Last Saturday was the artist application workshop for the 2019/2020 Prequalified Artist Pool in San Francisco. The San Francisco Arts Commission (SFAC) provided information on application requirements including a SlideRoom tutorial. Artists from the audience asked questions ranging from context expectations to material durability. The SFAC normally awards 10-15 projects a year.
From the San Francisco Arts Commission’s website: “The 2019/2020 Prequalified Artist Pool will be used to select artists for commissions for a range of new permanent public art projects associated with the construction of new civic buildings, parks, playgrounds, transportation and streetscape improvement projects throughout San Francisco. Certain projects may also offer opportunities for artists to work as part of a design team along with the project architect/designer. Past public art experience is not required. These commissions are for artists who are interested in having their design concepts implemented in durable and maintainable materials*…”
In 2014, I was a finalist for a public art opportunity at Guy Place Mini-Park in San Francisco. The proposal was to design an 8’ tall fence with entry gates unique to the Rincon Hill neighborhood. Three finalists were asked to create a conceptual proposal and presentation.
My proposal explored how Rincon Hill is one of the original seven hills in San Francisco filled with amazing history, patterns, lines, and light.

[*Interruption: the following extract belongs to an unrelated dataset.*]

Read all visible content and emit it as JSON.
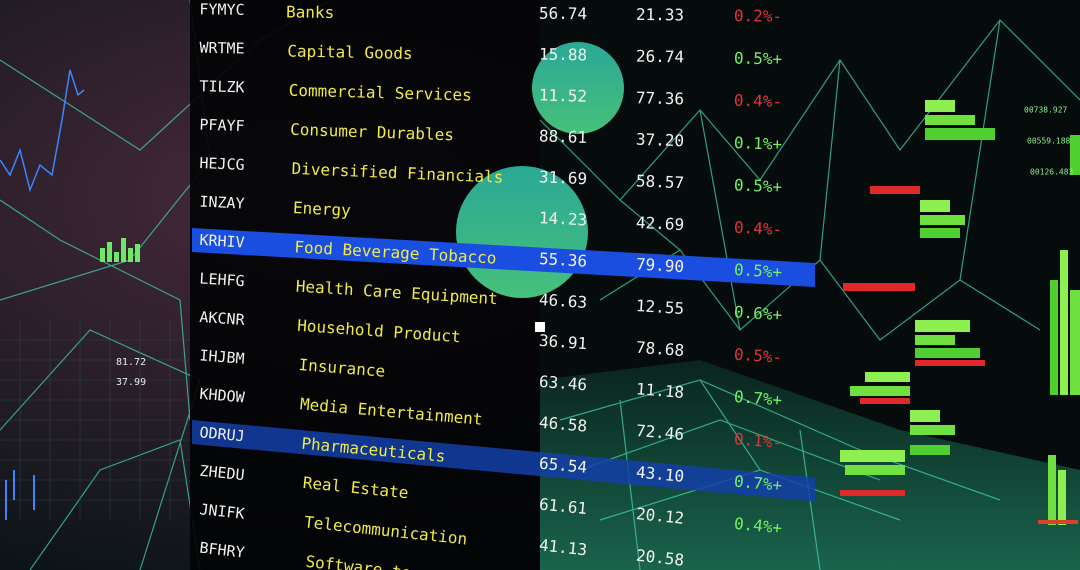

The artwork highlighted the neighborhood’s strong verticals that open to the sky similar to its trees and architecture. The goal was to connect an urban and natural world by using light as a medium to create shadows.

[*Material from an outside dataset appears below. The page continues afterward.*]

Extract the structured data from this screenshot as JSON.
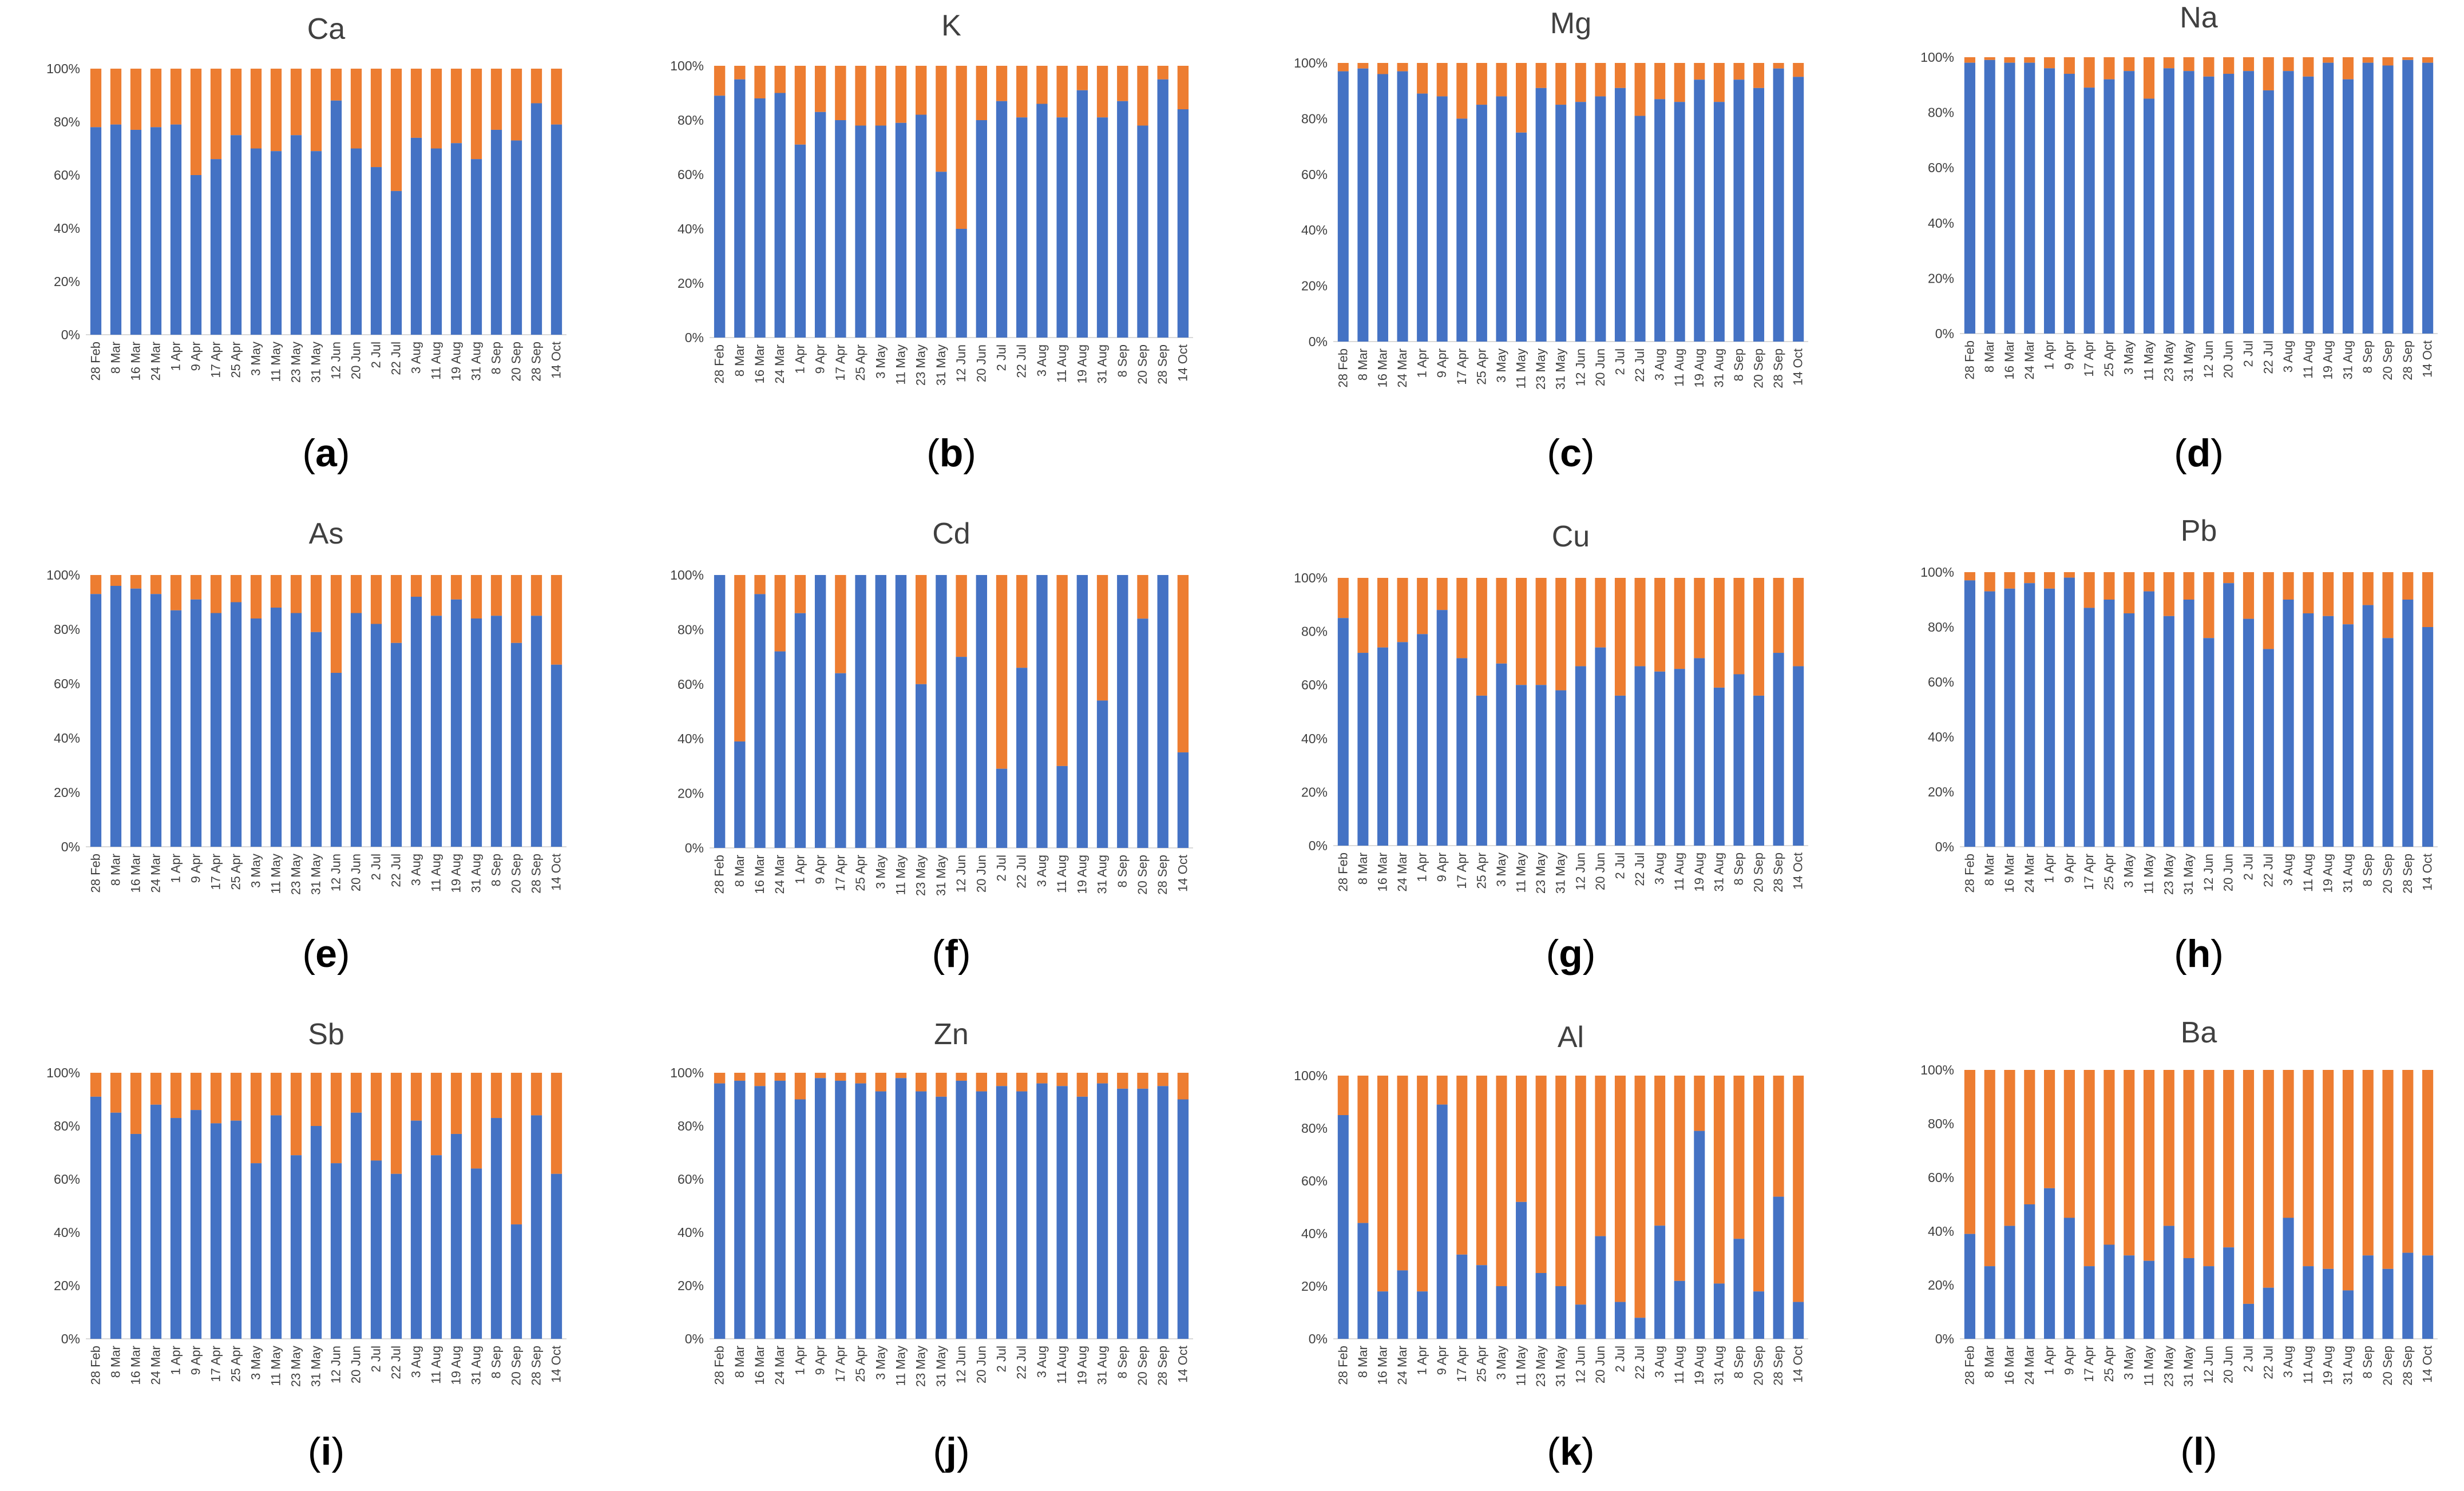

Light and shadows were an important concept and medium of my design. The lines are condensed at the bottom gradually opening to the sky similar to trees and buildings. The intention was to create shadows that would change throughout the day extending the artwork beyond its two-dimensional surface.
Proposed shadow study:
Being a finalist was incredible! Even though my proposal lost by one point, it was a win. The opportunity provided insight into the process of public art policy. In fact, the experience was a contributing factor to becoming a Public Art Advisory Committee member in Richmond, California. Legacy can be discovered one application at a time.